The conference saw participation by Secretary General of the International Maritime Organisation (IMO), Kitack Lim, and brought together thought-leaders, experts and think-tanks, whose ideas and perspectives will lay the foundation for Africa’s gradual transition from fossil fuels to green fuel in maritime transport.
The Conference was under the auspices of the International Maritime Organisation and Danish Maritime Authority, with the Ghana Maritime Authority as the host organisation.
Secretary General of the International Maritime Organisation, Kitack Lim, revealed that this year the IMO is seeking to introduce an upgraded strategy on the Reduction of Green House Gas Emissions from Ships – which is expected to set the framework for the way forward in support of decarbonising shipping.
The revised strategy containing a basket of technical and economic measures, he said, “will provide the necessary certainty for all stakeholders to invest in future fuels and ship-related technologies. And it will be the necessary catalyst to unlock new opportunities for African countries, particularly in renewable fuel production but also retro-fitting of ships and the digitalisation of port operations”.
He said the IMO will support member-states, including developing countries, implement measures to ensure that no one is left behind in the green agenda.
“I know that decarbonisation presents challenges for many developing countries.

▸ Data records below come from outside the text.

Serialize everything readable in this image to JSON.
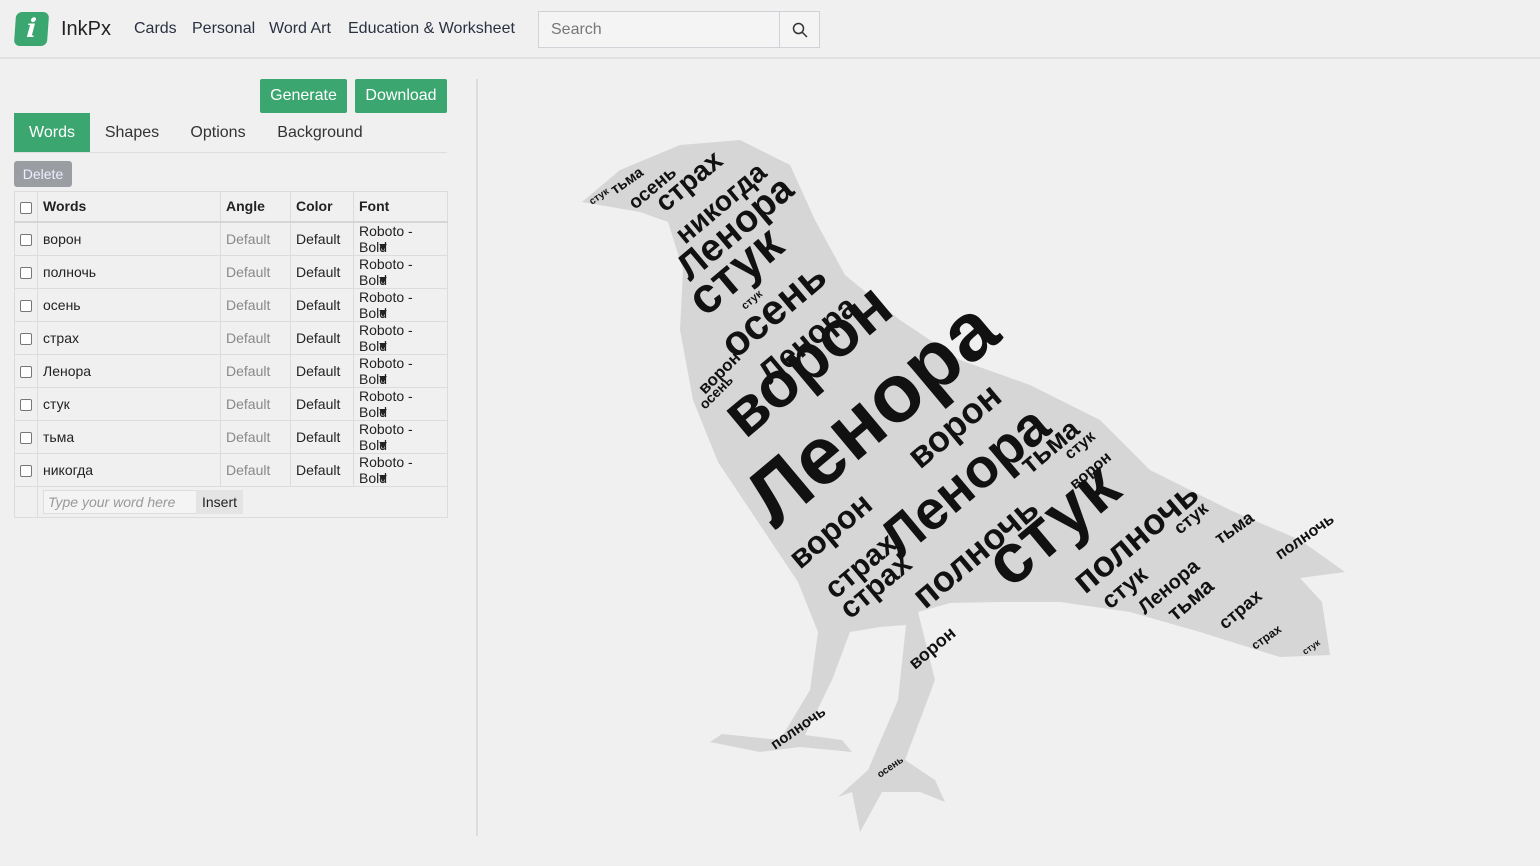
{
  "brand": "InkPx",
  "nav": [
    "Cards",
    "Personal",
    "Word Art",
    "Education & Worksheet"
  ],
  "search": {
    "placeholder": "Search",
    "icon": "search-icon"
  },
  "actions": {
    "generate": "Generate",
    "download": "Download"
  },
  "tabs": [
    "Words",
    "Shapes",
    "Options",
    "Background"
  ],
  "active_tab": "Words",
  "delete_label": "Delete",
  "table": {
    "headers": [
      "Words",
      "Angle",
      "Color",
      "Font"
    ],
    "rows": [
      {
        "word": "ворон",
        "angle": "Default",
        "color": "Default",
        "font": "Roboto - Bold"
      },
      {
        "word": "полночь",
        "angle": "Default",
        "color": "Default",
        "font": "Roboto - Bold"
      },
      {
        "word": "осень",
        "angle": "Default",
        "color": "Default",
        "font": "Roboto - Bold"
      },
      {
        "word": "страх",
        "angle": "Default",
        "color": "Default",
        "font": "Roboto - Bold"
      },
      {
        "word": "Ленора",
        "angle": "Default",
        "color": "Default",
        "font": "Roboto - Bold"
      },
      {
        "word": "стук",
        "angle": "Default",
        "color": "Default",
        "font": "Roboto - Bold"
      },
      {
        "word": "тьма",
        "angle": "Default",
        "color": "Default",
        "font": "Roboto - Bold"
      },
      {
        "word": "никогда",
        "angle": "Default",
        "color": "Default",
        "font": "Roboto - Bold"
      }
    ],
    "new_word_placeholder": "Type your word here",
    "insert_label": "Insert"
  },
  "cloud": {
    "shape_color": "#d6d6d6",
    "words": [
      "стук",
      "тьма",
      "осень",
      "страх",
      "никогда",
      "Ленора",
      "стук",
      "стук",
      "осень",
      "Ленора",
      "ворон",
      "ворон",
      "осень",
      "Ленора",
      "ворон",
      "Ленора",
      "ворон",
      "тьма",
      "ворон",
      "страх",
      "полночь",
      "стук",
      "полночь",
      "страх",
      "стук",
      "Ленора",
      "тьма",
      "стук",
      "страх",
      "полночь",
      "тьма",
      "страх",
      "полночь",
      "осень",
      "ворон",
      "стук",
      "стук"
    ]
  }
}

At IMO, we are committed to examining and addressing the impact of the measures we adopt to achieve on this end. With this in mind, we are also committed to support member-states to unlock the potential that green shipping presents. I am confident that African countries stand in a prime position to unlock this potential.”
Ghana’s Minister for Transport, Kwaku Ofori Asiamah, said while Ghana’s government embraces the green agenda there is a need for developing states be considered.

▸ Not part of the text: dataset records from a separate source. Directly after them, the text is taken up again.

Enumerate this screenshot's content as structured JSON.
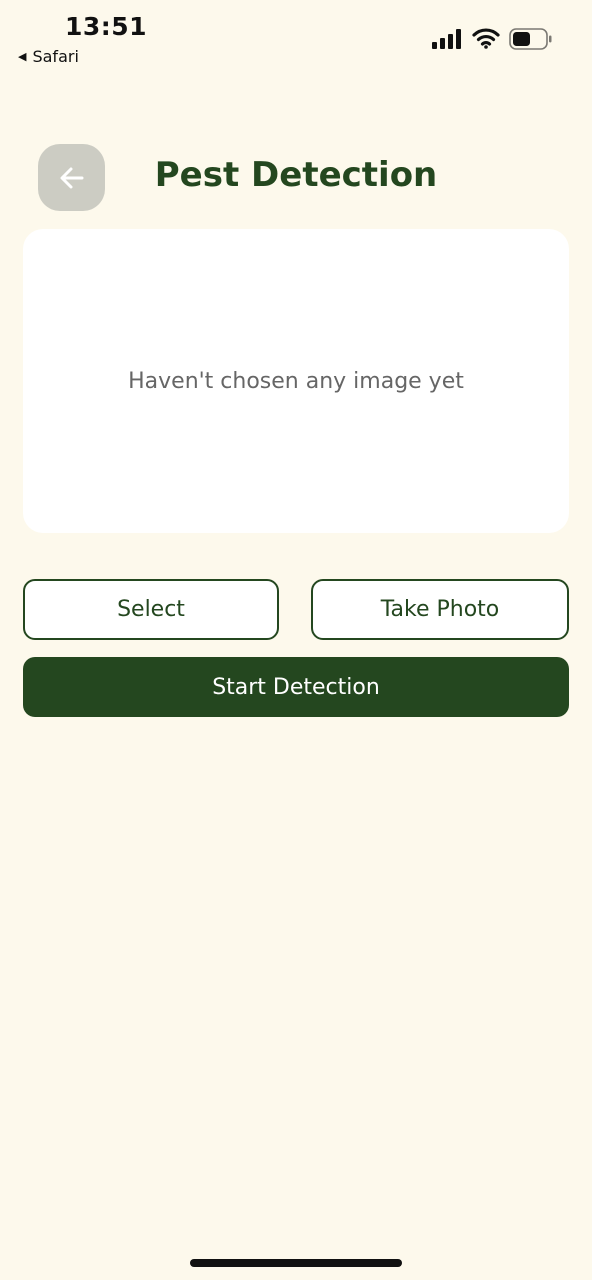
{
  "status_bar": {
    "time": "13:51",
    "back_app_label": "Safari",
    "icons": [
      "cellular-signal-icon",
      "wifi-icon",
      "battery-icon"
    ]
  },
  "header": {
    "back_icon": "arrow-left-icon",
    "title": "Pest Detection"
  },
  "preview": {
    "placeholder": "Haven't chosen any image yet"
  },
  "actions": {
    "select_label": "Select",
    "take_photo_label": "Take Photo",
    "start_label": "Start Detection"
  },
  "colors": {
    "background": "#FDF9EC",
    "primary": "#24471F",
    "back_button_bg": "#CCCCC3",
    "placeholder_text": "#666666",
    "card": "#FFFFFF"
  }
}
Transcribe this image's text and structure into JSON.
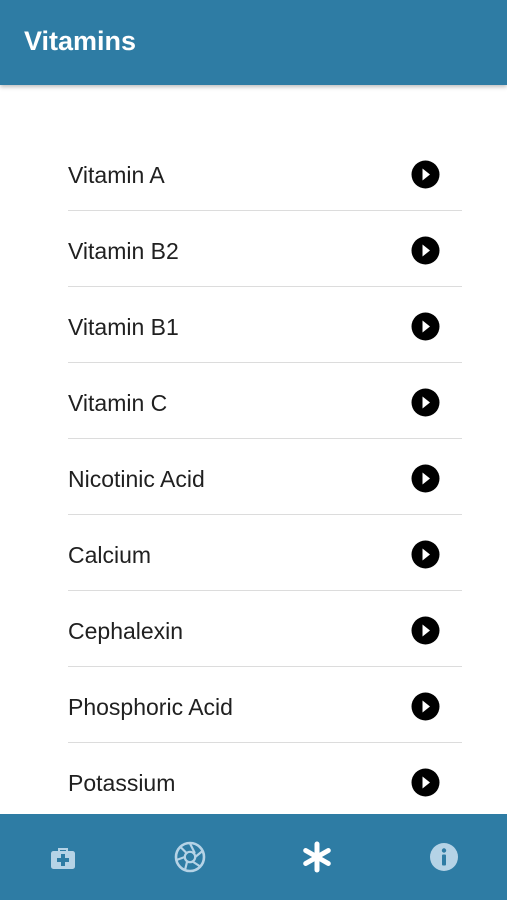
{
  "header": {
    "title": "Vitamins"
  },
  "list": {
    "items": [
      {
        "label": "Vitamin A"
      },
      {
        "label": "Vitamin B2"
      },
      {
        "label": "Vitamin B1"
      },
      {
        "label": "Vitamin C"
      },
      {
        "label": "Nicotinic Acid"
      },
      {
        "label": "Calcium"
      },
      {
        "label": "Cephalexin"
      },
      {
        "label": "Phosphoric Acid"
      },
      {
        "label": "Potassium"
      }
    ],
    "arrow_icon": "chevron-circle-right-icon"
  },
  "bottom_nav": {
    "items": [
      {
        "icon": "first-aid-kit-icon",
        "active": false
      },
      {
        "icon": "aperture-icon",
        "active": false
      },
      {
        "icon": "asterisk-icon",
        "active": true
      },
      {
        "icon": "info-icon",
        "active": false
      }
    ]
  },
  "colors": {
    "primary": "#2e7ca4",
    "icon_inactive": "#b5d3e6",
    "icon_active": "#ffffff",
    "text": "#202020",
    "divider": "#dcdcdc"
  }
}
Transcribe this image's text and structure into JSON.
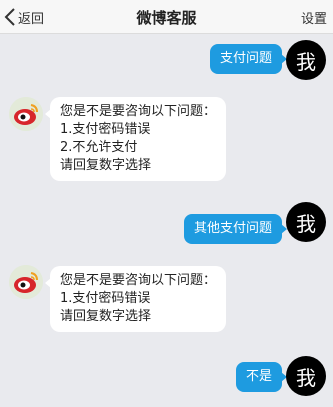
{
  "header": {
    "back_label": "返回",
    "title": "微博客服",
    "settings_label": "设置"
  },
  "me_avatar_label": "我",
  "messages": [
    {
      "from": "me",
      "text": "支付问题"
    },
    {
      "from": "cs",
      "lines": [
        "您是不是要咨询以下问题：",
        "1.支付密码错误",
        "2.不允许支付",
        "请回复数字选择"
      ]
    },
    {
      "from": "me",
      "text": "其他支付问题"
    },
    {
      "from": "cs",
      "lines": [
        "您是不是要咨询以下问题：",
        "1.支付密码错误",
        "请回复数字选择"
      ]
    },
    {
      "from": "me",
      "text": "不是"
    }
  ],
  "colors": {
    "my_bubble": "#1e9be0",
    "cs_bubble": "#ffffff",
    "background": "#e9eaee"
  },
  "icons": {
    "back": "chevron-left-icon",
    "cs_avatar": "weibo-logo-icon"
  }
}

Mr. Asiamah said: “Developing countries remain challenged with the lack of green transportation infrastructure that would have ensured a sustainable future for us all. It is therefore imperative that the impact of measures on states – including developing countries, and in particular those classified as Least Developed Countries and Small Island Developing states – should be considered. They should never be left behind”.
The Director General of Ghana Maritime Authority, Thomas Kofi Alonsi, encouraged African states to open themselves up to unlocking potentials in renewable energy.
“As the maritime industry forges ahead in its quest to attain a zero-carbon society, the need for cleaner fuels and its associated technologies will also increase significantly and urgently. Africa, however, has the potential to be a major ship energy source as the continent has vast and untapped renewable resources that position us to benefit from the green transition and maritime decarbonisation,” the GMA boss averred.
Speaking on the sidelines of the conference, Danish Ambassador to Ghana, Tom Norring, acknowledged the decade-long fruitful collaborations which have existed between Denmark and Ghana in promoting sustainable shipping.